Further testing of the original device was undertaken in order to demonstrate that the technology could locate submerged radiological hazards. This study involved, for the first time, underwater deployments at the US Department of Energy Hanford Site. This study represents the first successful underwater deployment of technology and a further step in demonstrating that the technology has the ability to be remotely deployed with no electrical supplies into difficult to access areas and locate radiation hazards. This study was part of ongoing work to investigate whether the technology is able to characterize more complex radiation environments as described previously.

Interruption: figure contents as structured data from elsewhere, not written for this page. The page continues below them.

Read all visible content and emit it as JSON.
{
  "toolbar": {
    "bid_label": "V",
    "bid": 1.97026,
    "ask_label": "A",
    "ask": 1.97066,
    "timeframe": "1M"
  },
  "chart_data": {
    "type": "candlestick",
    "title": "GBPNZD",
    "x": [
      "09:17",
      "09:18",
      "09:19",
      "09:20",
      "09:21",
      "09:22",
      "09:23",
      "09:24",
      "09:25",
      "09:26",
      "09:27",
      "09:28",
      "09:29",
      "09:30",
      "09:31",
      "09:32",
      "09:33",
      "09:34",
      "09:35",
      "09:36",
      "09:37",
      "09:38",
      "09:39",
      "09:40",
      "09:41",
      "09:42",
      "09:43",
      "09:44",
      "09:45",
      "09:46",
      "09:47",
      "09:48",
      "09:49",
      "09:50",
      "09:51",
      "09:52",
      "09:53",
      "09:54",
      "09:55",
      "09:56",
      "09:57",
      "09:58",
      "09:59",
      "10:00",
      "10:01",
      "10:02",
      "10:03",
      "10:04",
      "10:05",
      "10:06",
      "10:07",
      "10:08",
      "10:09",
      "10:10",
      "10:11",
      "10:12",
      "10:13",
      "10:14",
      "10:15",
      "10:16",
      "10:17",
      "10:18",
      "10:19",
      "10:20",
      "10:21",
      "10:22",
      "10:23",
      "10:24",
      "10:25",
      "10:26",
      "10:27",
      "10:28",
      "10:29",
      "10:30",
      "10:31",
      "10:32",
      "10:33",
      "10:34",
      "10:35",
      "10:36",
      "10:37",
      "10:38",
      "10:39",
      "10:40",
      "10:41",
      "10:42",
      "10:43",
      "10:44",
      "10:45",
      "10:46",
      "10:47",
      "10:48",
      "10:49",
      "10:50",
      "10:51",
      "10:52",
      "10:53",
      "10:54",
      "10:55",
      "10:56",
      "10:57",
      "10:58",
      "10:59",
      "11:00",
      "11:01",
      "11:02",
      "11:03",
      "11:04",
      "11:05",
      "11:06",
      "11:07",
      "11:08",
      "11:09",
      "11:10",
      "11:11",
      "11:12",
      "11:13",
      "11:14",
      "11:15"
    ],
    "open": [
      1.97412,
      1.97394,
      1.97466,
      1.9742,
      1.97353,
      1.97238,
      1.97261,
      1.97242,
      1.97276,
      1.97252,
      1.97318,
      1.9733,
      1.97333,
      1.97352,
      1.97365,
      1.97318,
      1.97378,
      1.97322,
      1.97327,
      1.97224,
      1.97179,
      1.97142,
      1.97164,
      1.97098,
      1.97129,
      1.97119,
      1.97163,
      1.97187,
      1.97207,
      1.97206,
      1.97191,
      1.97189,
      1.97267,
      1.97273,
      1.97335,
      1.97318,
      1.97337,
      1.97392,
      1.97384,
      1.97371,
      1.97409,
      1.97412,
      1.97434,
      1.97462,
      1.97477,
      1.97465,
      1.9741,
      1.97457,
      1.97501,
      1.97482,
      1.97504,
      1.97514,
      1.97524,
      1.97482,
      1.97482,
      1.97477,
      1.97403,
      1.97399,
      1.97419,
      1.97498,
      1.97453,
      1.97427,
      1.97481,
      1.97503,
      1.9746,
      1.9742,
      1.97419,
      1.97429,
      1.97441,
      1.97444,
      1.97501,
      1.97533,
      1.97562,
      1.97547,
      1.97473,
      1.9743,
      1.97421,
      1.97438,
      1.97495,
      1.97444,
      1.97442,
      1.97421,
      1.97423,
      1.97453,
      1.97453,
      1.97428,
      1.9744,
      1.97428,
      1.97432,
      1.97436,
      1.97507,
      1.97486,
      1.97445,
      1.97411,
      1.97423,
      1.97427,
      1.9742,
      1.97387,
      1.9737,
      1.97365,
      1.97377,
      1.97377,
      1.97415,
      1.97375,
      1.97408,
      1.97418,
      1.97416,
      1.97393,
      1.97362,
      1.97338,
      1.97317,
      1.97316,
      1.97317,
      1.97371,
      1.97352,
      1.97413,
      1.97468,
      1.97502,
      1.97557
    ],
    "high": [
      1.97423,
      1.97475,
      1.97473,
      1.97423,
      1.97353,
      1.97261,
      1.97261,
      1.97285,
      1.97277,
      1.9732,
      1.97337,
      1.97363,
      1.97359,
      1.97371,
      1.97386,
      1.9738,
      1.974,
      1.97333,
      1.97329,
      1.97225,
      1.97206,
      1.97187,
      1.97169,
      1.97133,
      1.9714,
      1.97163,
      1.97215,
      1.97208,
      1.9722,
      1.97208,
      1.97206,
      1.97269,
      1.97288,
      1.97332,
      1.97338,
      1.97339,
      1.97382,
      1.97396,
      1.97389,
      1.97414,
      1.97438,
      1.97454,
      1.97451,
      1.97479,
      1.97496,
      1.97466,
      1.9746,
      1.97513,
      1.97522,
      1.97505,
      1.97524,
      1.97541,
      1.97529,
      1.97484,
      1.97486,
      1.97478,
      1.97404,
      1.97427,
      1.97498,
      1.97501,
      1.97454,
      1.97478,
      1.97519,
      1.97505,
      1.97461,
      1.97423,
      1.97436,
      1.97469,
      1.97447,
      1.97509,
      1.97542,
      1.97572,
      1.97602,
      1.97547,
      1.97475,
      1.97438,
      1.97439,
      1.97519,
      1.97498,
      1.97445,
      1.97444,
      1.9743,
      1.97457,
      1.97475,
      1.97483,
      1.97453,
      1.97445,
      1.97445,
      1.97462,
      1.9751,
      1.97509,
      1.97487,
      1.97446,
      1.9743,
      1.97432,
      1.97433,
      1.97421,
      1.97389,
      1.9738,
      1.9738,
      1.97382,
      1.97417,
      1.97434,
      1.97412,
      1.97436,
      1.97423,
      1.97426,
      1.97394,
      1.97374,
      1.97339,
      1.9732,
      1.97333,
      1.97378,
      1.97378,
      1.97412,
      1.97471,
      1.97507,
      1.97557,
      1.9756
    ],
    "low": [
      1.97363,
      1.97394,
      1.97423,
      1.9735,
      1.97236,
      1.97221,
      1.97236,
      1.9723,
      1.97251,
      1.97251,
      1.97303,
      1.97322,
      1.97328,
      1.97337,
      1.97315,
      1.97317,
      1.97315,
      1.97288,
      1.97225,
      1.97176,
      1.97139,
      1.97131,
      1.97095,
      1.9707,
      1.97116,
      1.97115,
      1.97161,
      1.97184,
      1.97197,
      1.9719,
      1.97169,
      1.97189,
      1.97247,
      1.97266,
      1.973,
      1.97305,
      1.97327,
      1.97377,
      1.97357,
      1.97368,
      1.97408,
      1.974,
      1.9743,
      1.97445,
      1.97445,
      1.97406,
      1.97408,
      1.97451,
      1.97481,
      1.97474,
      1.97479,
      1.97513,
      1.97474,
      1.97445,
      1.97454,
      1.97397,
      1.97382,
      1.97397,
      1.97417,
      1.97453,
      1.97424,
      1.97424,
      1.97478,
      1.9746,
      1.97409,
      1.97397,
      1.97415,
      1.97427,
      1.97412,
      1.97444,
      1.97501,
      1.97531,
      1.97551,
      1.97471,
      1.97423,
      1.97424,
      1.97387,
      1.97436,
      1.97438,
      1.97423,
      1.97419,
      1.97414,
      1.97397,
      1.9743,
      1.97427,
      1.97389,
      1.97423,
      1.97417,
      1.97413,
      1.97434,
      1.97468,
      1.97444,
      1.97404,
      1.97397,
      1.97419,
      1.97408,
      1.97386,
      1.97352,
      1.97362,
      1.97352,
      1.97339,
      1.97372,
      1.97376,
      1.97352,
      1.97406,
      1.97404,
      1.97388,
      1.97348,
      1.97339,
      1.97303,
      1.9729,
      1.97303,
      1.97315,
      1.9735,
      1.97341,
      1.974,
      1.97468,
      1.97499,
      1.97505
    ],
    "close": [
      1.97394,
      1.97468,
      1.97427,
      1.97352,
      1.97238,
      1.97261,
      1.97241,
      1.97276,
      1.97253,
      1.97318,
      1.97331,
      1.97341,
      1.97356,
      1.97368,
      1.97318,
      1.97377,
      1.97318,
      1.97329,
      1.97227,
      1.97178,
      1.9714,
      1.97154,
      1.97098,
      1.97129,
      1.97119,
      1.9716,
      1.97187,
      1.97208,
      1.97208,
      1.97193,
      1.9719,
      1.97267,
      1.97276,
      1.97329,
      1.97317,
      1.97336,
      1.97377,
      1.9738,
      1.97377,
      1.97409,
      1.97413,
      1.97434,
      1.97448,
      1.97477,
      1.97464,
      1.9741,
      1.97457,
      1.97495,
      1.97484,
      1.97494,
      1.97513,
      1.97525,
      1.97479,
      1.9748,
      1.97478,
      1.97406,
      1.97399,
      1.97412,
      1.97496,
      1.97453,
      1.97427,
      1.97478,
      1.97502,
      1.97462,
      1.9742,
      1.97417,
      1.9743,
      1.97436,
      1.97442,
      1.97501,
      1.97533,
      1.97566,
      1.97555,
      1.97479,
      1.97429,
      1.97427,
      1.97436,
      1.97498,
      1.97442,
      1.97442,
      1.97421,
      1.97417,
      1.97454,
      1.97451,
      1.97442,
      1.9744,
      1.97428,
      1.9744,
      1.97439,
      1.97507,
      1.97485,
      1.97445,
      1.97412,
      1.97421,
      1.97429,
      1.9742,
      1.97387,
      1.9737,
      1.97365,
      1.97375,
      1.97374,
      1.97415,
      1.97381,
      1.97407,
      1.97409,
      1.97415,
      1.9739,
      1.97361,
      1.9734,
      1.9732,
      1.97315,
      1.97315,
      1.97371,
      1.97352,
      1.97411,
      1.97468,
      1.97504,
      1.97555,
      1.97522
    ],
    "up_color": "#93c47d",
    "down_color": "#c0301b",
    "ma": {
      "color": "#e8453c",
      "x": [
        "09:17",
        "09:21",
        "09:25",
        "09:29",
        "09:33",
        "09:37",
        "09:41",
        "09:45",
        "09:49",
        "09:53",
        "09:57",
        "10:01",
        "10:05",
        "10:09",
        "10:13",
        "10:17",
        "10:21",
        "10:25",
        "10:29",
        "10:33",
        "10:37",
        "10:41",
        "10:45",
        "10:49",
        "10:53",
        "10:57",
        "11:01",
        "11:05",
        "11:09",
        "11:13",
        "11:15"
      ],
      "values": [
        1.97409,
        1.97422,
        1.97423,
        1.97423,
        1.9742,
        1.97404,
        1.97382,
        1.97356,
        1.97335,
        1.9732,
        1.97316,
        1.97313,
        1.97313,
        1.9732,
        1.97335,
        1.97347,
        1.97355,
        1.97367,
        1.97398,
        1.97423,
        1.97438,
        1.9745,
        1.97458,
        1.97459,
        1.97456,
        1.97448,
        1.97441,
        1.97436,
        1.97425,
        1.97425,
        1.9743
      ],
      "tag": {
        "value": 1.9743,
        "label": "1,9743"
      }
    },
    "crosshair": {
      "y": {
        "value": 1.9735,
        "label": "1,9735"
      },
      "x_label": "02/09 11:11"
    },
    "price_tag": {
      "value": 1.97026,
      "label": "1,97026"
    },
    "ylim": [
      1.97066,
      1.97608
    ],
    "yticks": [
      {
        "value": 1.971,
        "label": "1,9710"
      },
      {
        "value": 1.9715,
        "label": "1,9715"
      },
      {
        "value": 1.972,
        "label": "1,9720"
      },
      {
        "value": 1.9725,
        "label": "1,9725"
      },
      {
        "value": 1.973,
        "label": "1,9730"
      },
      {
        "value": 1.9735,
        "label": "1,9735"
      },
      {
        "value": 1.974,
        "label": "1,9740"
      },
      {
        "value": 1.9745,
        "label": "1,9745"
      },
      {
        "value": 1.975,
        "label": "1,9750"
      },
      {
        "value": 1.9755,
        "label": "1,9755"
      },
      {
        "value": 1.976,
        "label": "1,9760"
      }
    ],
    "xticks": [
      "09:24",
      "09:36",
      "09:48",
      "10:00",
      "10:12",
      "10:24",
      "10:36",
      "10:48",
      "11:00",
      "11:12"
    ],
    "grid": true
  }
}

===Oak Ridge National Laboratory, USA===

A number of trials took place at the US Department of Energy Oak Ridge National Laboratory (ORNL) during December 2010 as described previously. The overall objective for these trials was to demonstrate that a newly developed technology could be used to locate, quantify and characterise the radiological hazards within two separate Hot Cells (B and C). For Hot Cell B, the primary objective of demonstrating that the technology could be used to locate, quantify and characterise 3 radiological sources has been met with 100% success. Despite more challenging conditions in Hot Cell C, two sources were detected and accurately located. To summarise, the technology performed extremely well with regard to detecting and locating radiation sources and, despite the challenging conditions, moderately well when assessing the relative energy and intensity of those sources.

===Sellafield Site, UK===

More recently during Winter 2011 the technology was successfully deployed on the UK's Sellafield Site in order to map the whereabouts of numerous radioactive containers within a Shielded Cell Facility. This particular project involved the deployment of three devices and represents the first instance in which triangulation was demonstrated. Overall the technology performed well by locating and quantifying around a dozen sources. This work package was undertaken in partnership with Sellafield Ltd.